Friday, July 29, 2011

sprouting fun

Sprouting has always seemed so intimidating to me. I've always known the health benefits to sprouting, but felt like it all was too complicated. After attending that sprouting class last week, tasting some great recipes, (and being surprised at how delicious they were) and craving them ever since, I've become motivated to try my hand at it.

Did you know that you can even sprout nuts like almonds? It's really easy, friends.

In a large bowl, I placed 8 cups of almonds and covered them, 2-3 times the amount, with water. I left them on my counter top overnight.

Sprouted almonds don't produce a "tail" or noticeable sprout after soaking. They do swell up, though. See?

I took my almost overflowing bowl over to the sink and dumped them into a colander. I gave them a good rinse, too.

The sprouted almonds are now:

1. Alive at the peak of nutrition, just like a germinated seed is.
2. Activated with enzymes to help them digest even better, making the protein, fat, and minerals easier for the body to assimilate.
3. Allows an increase of the available vitamins, especially the B complex.
4. Some say it lowers the fat content. (But this fat is a good fat.)
5. Ups the pH of the almond, making them even more alkaline for the body. (Almonds are already very alkalizing to the body) And that's a good state for the body to be in.

After soaking and rinsing, I could just put my almonds in the fridge to keep them fresh. (They could mold if I don't.) To crisp them up, but still keep them with all the properties that sprouting provided, I placed them in my dehydrator, set it to 105 degrees F. and let them gently dry out for 12 hours or until fairly crunchy. It's best to store them in the refrigerator at this point (again the mold possibility.)

How to use them? Well, I plan on using them just like I do when they aren't sprouted. I can whiz them up in my blender with water to make almond milk. I can grab a handful for a snack. I can chop them up and add them to just about anything that calls for almonds.

A couple of days ago, I purchased some mini Sprout Master trays, along with some whole oat grouts, ProVita Mix, (a  blend of lentils, peas, adzuki, fenugreek, triticale, mung, and wheat) and also some alfalfa seeds. These trays make it really easy. I let the seeds soak in a bowl of water, (specific time for each seed) rinsed them, placed them in the tray, covering and rinsing two times a day (completed sprout stage, again, as indicated with each seed.)

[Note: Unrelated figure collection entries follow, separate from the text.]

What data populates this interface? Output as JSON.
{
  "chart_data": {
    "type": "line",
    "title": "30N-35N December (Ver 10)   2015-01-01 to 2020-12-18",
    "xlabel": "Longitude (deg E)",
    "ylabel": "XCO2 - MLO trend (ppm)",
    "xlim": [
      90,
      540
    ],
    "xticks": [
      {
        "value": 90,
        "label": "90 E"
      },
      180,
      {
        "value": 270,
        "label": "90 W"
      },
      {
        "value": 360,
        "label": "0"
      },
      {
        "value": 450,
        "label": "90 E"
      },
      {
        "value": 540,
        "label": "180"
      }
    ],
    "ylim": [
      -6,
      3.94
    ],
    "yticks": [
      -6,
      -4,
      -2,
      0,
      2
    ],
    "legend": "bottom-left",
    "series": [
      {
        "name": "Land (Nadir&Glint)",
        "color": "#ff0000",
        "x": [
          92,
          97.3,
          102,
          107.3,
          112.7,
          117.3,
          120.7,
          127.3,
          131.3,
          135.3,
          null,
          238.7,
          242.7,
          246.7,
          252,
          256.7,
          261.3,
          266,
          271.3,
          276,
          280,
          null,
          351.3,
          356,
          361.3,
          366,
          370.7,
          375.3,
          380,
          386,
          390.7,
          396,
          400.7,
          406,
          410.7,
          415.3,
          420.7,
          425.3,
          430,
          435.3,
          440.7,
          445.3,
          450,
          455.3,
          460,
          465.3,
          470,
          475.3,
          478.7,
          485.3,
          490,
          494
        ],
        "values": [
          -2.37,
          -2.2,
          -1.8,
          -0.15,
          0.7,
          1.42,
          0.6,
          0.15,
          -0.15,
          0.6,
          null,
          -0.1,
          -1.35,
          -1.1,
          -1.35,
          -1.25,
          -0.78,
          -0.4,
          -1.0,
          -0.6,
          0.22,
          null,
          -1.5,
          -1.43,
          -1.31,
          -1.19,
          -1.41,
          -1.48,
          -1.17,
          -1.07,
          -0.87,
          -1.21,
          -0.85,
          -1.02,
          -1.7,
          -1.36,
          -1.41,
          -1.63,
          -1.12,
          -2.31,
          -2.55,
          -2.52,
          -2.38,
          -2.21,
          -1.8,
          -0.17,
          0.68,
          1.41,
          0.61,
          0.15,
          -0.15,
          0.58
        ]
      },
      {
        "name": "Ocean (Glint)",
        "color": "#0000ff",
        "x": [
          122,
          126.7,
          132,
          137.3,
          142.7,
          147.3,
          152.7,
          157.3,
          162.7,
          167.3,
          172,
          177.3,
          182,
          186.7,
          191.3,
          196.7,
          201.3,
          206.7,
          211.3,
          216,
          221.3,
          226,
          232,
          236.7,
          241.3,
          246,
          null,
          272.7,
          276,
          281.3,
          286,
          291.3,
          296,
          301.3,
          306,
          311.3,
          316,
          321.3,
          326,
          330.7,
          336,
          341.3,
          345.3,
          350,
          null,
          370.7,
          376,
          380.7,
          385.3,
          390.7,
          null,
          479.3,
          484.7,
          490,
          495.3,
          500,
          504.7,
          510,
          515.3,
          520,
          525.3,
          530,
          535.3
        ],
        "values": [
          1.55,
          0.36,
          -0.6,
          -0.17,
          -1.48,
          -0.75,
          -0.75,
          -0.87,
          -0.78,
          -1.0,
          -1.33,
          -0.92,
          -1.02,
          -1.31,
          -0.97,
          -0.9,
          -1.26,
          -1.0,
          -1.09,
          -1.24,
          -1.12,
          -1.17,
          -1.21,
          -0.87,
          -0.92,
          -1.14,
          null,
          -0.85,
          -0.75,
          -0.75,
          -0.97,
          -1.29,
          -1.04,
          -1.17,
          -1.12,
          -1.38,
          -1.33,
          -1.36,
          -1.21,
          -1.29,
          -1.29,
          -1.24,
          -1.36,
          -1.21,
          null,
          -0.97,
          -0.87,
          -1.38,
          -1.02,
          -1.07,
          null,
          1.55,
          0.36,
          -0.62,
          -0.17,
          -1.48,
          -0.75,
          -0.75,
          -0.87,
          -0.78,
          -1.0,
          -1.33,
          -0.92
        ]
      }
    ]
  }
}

It's been so fun to check on my little babies. To see the progress beginning with the little "tail" sprouts emerging. These will be a great addition to my salad repertoire. The oats will taste good blended into my smoothies or chopped up in a bowl for breakfast. Lots of possibilities abounding here.

I'm excited to implement this practice. Also glad to find a  source of fresh, enzyme/vitamin rich food for my family's long term food storage needs.

More experimenting to come! 


  1. Great know how for sprouting! I loved to read all this! Do you only eat them raw to maxime nutricional value or can you lightly cook them into veggie sautee w/ pastas and rice?

  2. okay, where do you buy your almonds - and what exactly are you buying - raw almonds, right?

  3. I love all your sprouting. I always sprout my almonds before making almond milk. I have dehydrated sprouted nuts before, too, with a lovely spice mix all over them. I love the compartmentalization of those sprouting trays! It is really exciting doing this on your own and watching the foods transform. Much cheaper, too!